So here we are wrapping up 2011. If you believe the TV commercials, movies and all the rest, celebrating the New Year is the best party of the year, one that everyone wants to attend. But surely not everyone can always be in the frame of mind for a party on December 31. I wondered about those who have to cope with a mental illness and those who care for someone with a mental illness. Surely it can’t be easy for them.
So I posed some questions about this to some Menninger clinicians, and thought I’d share their answers with you. Here they are:
What advice would you give someone currently struggling with a mental illness to help them through New Year’s Eve celebrations?
Thomas E. Ellis, PsyD, ABPP: Keep in mind that most New Year’s resolutions are a waste of time and good intentions, because they are too darned hard and doomed to fail. But here’s one worth considering: To spend a little time each day cultivating kindness and compassion toward yourself. Remember the reverse golden rule: Treat yourself as you would hope to treat others. There are lots of ways of doing this, from meditation that focuses on self-nurturing thoughts to engaging in acts of kindness toward yourself. When was the last time you treated yourself to a funny movie?

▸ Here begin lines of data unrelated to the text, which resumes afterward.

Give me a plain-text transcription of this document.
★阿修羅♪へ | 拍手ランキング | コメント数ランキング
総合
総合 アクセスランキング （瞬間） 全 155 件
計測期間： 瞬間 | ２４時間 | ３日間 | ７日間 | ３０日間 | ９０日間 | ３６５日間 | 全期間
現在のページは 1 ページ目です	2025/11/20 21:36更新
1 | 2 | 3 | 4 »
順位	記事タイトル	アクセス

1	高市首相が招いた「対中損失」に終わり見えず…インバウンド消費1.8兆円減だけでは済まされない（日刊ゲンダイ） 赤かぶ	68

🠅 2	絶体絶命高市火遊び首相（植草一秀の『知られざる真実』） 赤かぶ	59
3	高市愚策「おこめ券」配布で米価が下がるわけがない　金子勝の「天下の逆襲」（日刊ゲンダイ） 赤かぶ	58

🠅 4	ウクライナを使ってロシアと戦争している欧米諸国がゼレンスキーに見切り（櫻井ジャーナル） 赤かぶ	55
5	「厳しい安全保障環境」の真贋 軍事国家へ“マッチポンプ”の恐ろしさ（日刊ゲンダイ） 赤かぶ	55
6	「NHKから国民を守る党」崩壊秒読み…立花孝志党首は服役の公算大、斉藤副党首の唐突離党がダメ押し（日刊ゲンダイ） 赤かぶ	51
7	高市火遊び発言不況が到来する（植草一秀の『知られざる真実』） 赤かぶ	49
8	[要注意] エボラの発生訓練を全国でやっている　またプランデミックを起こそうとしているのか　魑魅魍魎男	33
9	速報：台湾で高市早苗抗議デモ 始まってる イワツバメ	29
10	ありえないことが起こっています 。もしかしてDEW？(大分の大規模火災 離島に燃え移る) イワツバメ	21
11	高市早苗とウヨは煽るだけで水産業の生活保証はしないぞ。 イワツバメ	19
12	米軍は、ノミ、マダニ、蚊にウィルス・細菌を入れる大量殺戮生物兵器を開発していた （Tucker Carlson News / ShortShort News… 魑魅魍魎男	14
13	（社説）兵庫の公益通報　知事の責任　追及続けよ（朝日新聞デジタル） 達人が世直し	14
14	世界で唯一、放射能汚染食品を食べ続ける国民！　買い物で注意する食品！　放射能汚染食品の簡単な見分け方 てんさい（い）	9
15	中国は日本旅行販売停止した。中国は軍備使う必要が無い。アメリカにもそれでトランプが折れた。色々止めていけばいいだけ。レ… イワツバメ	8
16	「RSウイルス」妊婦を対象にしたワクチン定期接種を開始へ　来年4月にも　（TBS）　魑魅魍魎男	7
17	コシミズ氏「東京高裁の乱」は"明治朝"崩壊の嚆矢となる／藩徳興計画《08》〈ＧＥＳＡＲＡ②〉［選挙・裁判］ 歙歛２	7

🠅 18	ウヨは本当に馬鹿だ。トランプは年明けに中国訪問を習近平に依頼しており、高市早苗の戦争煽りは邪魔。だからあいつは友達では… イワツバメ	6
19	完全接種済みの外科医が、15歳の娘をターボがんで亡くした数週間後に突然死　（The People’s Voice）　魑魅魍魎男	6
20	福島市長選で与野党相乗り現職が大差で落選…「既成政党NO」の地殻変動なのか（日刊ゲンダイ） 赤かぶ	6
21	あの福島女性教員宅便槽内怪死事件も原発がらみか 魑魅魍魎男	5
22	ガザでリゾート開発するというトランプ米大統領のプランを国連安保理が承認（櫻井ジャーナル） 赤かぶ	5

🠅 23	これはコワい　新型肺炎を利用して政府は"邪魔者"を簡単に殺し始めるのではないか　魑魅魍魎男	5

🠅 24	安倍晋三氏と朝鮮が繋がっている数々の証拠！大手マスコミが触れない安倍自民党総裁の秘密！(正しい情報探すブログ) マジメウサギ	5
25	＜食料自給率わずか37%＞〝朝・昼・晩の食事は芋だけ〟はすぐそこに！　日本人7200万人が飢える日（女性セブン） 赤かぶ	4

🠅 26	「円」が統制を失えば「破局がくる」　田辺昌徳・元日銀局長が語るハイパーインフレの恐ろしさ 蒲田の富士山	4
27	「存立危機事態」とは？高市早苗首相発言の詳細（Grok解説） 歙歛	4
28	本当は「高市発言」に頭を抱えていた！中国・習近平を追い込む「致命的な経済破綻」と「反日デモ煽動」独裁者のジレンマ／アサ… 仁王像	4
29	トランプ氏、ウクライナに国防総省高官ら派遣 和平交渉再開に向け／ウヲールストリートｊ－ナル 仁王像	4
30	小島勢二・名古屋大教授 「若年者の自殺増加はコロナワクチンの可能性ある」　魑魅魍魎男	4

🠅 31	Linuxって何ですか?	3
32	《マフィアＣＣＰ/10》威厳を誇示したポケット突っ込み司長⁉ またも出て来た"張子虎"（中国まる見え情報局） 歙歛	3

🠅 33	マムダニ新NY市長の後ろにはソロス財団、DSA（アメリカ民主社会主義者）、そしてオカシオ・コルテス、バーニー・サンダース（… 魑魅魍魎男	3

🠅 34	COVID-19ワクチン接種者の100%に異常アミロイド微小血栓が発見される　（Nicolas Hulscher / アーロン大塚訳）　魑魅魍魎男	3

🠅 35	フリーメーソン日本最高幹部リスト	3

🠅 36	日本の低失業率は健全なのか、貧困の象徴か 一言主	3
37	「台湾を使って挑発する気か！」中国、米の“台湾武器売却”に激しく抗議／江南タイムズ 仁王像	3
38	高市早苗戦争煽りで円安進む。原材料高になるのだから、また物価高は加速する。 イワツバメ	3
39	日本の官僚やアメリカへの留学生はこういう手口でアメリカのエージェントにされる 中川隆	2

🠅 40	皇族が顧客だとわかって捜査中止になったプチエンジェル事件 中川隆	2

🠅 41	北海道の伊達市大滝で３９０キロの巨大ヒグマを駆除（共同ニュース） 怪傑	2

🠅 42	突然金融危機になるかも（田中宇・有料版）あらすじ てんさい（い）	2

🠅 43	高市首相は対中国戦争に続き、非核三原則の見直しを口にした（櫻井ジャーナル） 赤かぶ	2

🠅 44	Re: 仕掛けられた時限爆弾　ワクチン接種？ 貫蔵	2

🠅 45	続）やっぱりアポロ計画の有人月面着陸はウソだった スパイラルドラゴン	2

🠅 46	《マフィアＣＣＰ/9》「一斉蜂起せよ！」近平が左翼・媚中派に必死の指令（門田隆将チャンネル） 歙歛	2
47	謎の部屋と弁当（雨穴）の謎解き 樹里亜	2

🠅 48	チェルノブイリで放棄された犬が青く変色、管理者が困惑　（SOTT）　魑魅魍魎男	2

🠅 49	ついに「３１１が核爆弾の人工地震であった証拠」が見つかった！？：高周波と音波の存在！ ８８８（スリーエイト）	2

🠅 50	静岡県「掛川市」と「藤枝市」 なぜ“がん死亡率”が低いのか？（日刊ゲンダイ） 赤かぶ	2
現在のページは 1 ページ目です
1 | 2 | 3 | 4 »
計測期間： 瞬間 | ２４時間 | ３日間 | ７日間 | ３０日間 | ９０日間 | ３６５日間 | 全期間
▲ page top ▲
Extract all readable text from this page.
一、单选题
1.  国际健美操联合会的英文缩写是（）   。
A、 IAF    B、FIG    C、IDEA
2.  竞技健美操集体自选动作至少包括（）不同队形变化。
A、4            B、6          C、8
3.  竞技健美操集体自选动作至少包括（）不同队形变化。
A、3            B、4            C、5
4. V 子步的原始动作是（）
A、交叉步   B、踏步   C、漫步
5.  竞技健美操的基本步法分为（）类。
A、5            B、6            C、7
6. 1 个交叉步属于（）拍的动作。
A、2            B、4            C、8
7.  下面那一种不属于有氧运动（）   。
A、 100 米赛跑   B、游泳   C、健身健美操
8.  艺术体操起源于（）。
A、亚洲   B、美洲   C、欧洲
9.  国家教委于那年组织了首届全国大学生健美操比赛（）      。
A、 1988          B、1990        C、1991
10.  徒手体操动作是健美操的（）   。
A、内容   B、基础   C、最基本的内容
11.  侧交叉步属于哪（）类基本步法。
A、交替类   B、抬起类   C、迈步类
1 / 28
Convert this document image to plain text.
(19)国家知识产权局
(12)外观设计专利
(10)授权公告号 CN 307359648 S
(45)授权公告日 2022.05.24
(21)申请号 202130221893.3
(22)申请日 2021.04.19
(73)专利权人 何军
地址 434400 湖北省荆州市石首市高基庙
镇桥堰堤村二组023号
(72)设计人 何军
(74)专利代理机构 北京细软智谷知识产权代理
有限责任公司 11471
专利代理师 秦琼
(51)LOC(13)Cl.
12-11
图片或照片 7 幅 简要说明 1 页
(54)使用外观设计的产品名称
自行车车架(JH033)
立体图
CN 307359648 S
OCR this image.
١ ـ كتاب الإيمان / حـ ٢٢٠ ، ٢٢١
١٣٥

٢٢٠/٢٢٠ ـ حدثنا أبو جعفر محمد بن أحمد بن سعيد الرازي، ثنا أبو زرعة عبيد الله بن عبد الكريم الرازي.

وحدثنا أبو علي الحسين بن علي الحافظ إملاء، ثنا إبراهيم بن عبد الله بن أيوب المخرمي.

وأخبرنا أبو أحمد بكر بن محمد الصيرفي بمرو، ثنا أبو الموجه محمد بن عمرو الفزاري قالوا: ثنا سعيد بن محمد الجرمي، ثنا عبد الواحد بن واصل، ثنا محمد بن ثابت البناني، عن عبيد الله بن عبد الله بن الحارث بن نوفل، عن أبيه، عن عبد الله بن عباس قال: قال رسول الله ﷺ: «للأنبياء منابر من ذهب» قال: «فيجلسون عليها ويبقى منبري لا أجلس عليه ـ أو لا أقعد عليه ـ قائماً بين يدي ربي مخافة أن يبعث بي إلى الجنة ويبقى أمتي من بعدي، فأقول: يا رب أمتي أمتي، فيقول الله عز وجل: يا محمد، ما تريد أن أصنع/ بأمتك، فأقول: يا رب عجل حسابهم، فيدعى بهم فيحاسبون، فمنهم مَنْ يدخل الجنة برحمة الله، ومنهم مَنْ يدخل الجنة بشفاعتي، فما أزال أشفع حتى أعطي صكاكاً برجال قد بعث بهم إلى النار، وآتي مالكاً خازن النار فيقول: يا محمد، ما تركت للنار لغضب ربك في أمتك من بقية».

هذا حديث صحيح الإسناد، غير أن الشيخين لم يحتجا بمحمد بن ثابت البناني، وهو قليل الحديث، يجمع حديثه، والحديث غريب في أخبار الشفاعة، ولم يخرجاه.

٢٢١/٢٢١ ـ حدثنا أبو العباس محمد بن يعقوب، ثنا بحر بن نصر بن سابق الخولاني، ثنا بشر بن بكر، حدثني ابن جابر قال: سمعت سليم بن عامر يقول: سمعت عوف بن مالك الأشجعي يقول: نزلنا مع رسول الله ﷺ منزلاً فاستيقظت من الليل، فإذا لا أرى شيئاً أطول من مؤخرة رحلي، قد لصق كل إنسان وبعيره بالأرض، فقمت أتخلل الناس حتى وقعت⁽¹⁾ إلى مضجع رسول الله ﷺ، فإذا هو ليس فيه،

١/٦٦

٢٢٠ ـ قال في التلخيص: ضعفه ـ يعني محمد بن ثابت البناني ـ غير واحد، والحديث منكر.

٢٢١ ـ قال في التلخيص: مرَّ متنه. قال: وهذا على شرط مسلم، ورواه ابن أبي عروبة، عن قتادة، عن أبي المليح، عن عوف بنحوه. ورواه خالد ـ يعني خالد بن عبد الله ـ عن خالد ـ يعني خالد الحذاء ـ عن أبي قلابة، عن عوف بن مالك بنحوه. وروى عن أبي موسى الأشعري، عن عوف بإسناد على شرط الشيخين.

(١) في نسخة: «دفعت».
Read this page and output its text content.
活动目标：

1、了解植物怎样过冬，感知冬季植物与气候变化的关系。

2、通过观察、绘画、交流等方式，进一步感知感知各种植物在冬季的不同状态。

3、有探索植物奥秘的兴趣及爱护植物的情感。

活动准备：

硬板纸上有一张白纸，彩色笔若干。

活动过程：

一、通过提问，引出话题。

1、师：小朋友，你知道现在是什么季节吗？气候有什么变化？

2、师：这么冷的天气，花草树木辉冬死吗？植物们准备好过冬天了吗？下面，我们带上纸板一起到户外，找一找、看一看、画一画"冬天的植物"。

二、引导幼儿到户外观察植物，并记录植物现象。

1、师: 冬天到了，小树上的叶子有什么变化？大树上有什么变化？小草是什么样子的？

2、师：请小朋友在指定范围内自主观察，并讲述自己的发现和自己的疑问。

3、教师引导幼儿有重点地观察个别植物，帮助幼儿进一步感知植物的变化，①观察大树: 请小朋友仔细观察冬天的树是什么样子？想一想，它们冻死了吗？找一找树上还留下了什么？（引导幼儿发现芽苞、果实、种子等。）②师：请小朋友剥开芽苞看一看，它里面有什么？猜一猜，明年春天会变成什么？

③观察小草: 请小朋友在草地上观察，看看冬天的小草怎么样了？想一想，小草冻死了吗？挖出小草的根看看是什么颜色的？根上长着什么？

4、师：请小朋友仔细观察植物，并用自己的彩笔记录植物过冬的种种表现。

Elizabeth C. Cantini, MSN, RN, Professionals in Crisis Program:
- Sometimes a smaller group with warm and close friends can be safer and more rewarding to bring in the New Year.
- Try not to get caught up in the hype and mindset of partying with everyone looking so happy and fulfilled. Everyone has challenges and difficulties to face in life.
- Celebrating New Years can be fun and meaningful with sparkling grape juice and other beverages without ETOH (regardless of what commercials advertise).
- Fun can be within reach while maintaining good judgment and discretion.
- Remember to regulate emotions before, during and after New Year’s.
- Role play before being around friends if social anxiety is an issue.
- Keep in mind that everyone needs friendship and affirmation.
- It is a myth that everyone has to stay up until midnight!
- Call, contact or visit someone less fortunate.
- It’s fun to talk about everyone’s goals and New Year’s resolutions.
Dee Henderson, MSN, RN-BC, Comprehensive Psychiatric and Stabilization Program:
For those struggling with a mental illness, some coping strategies for the New Year’s holiday include:
- Stay close to friends or family that understand.
- Take medications as prescribed.
- Get adequate sleep.
- Relax by listening to favorite music or doing other activities that relax you.
- Make realistic resolutions.
- Allow yourself to grieve losses of this year.
- Don’t dwell on the negative.
- Be gentle with yourself.
Chris B. Webb, CPRP, MT-BC, Rehabilitation Services:
- Refer to your wellness and recovery plan if you have one. If you don’t have one, start one.
- Spend New Year’s Eve with supportive friends and family.
- Spend New Year’s Eve at a place of worship.
- Attend small parties if you are triggered by crowds and loud music/noise.
- Ask how they would like to spend New Year’s Eve that will allow them to enjoy themselves without feeling overwhelmed or triggered.
Frances Fisher, CPRP, MT-BC, Rehabilitation Services: Someone living with a mental illness may view not view the coming of the New Year as a new beginning but rather as just more of the same old struggle. Life is not filled with possibilities; only the hopeless feeling of impossibilities and limitations. These feelings may be exacerbated on a day that is exclusively devoted to the celebration of ringing in this New Year. To this person who is struggling, I would say: Step back from the hype of New Year’s Eve and consider that EVERY day is a new day whether it feels like it or not. Know that recovery from mental illness is real and a possibility for your life.
What advice would you give someone with a friend or family member who has a mental illness to help them through New Year’s Eve?
Chris B. Webb, CPRP, MT-BC:
- Ask them how they would like to celebrate it.
- Ask how they would like to be supported.
- Host a healthy and supportive NYE party with soft drinks, play games, share highlights of the past year or best and worst of the last year and expectations of the New Year.
Dee Henderson, MSN, RN-BC:
For families trying to support a loved one with a mental illness at New Year’s, some strategies include:
- Reach out to those who are alone or vulnerable.
- Encourage honesty in how they are feeling.
- Let them know you truly care about them.
- Support ways of celebrating that are low-key.
- Don’t compare this holiday with previous ones.
- Focus on the positives.
- Allow them to process feelings with you.